EMS vara eller icke vara?

Det är rörigt hos musikverket och det rör till det i en av Sveriges mest framgångsrika kulturinvesteringar. EMS studion har odlat både framgångsrika kompositörer och Sveriges avtryck på den musikaliska världskartan och jag kan inte tänkta mig en värld utan denna fantastiska instutition. Hjälp till att behålla EMS som den stöttepelare för nytänkande musik den är och har varit sedan 1962.

Why bother with True Peak limiting?

Saintpid is in full swing after a well-deserved vacation!

Recently I’ve discussed True Peak limiting in some different contexts, with an interested client, a friend and an upset discussion on Facebook with mastering people who defend their right to have +3dBTP peaks on material “because it sounds better “… Well … I’ll let them continue to commit misconduct, just leave me out of it so that I can do my job.
As more and more streaming services shift to measuring with True Peak, it will become obvious why handling ISP is important. Today, for example, if Spotify gets a file at say -10LUFS, limited to 0dBFS (dB Full Scale) but with +2.5dBTP (dB True Peak), they’ll reduce the gain about -3 to -4dB (with the loudness setting set at normal). When Spotify eventually switches to True Peak, the same master suddenly will drop -5 to -6dB, so instead of being as loud (or louder) than the average track, it will be quieter. Guess whos phone will start to ring when artists and record companies realize that this is the case.
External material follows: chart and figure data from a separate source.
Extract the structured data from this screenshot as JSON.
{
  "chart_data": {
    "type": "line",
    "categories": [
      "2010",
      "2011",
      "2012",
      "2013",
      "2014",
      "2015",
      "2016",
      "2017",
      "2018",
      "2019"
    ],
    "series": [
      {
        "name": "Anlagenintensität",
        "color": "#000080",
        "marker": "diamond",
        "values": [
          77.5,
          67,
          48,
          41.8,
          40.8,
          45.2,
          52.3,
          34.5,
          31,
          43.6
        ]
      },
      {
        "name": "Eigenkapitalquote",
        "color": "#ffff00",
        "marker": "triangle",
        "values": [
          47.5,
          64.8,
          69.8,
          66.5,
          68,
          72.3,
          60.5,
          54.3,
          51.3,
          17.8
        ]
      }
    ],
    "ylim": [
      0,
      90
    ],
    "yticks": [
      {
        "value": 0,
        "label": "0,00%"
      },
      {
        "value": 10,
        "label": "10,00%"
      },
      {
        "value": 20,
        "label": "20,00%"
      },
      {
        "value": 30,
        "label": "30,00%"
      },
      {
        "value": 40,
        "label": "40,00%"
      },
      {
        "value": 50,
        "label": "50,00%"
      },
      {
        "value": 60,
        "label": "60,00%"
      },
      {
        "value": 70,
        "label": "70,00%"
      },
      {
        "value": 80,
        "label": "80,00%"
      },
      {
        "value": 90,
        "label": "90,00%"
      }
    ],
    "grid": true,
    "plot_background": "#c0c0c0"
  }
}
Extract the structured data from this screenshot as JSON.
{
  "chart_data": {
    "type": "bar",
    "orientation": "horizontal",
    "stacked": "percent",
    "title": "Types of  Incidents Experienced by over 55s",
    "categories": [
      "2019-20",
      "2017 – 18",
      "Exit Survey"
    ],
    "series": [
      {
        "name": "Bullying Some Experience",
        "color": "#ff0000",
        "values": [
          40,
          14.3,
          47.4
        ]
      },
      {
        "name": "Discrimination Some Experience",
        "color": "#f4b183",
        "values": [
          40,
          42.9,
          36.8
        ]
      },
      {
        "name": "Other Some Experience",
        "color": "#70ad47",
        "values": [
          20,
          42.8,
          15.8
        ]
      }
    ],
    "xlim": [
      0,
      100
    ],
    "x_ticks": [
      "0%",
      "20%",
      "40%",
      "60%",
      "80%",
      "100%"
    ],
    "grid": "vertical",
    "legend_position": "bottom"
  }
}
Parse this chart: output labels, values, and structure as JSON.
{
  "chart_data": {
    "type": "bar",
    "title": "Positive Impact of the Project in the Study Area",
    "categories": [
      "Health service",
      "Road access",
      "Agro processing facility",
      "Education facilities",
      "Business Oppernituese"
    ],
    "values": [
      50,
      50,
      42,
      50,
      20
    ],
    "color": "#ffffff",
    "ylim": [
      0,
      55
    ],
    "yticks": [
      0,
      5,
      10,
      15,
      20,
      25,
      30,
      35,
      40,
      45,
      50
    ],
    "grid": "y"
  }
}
Back in the days, you created a master for a final media, it could be cassette, CD or vinyl. After a CD was pressed, the mastering engineers responsibility pretty much ended. That’s no longer the case, nowadays you have to make sure it’s up for all kind of post mastering processing. A good master should hold up for both fixed media such as CD or vinyl, but also distribution over the internet, where the audio will both go through loudness normalization and conversion to a new format as well as traditional broadcast. Your master ain’t sacred no more and staying under the True Peak zero is one of many things required by a good master today. When I choose myself, I deliver my masters with -1dBTP. It happens quite often that my clients want a louder master, then they get more compression as well as a file with -0.3dBTP. No matter what they prefer, they will sound just as loud online but the -1dBTP file may sound a bit better. However, the -0dBFS master with True Peaks at +2dB, no matter if it sounds good or not, will be quieter and you don’t want that, do you?!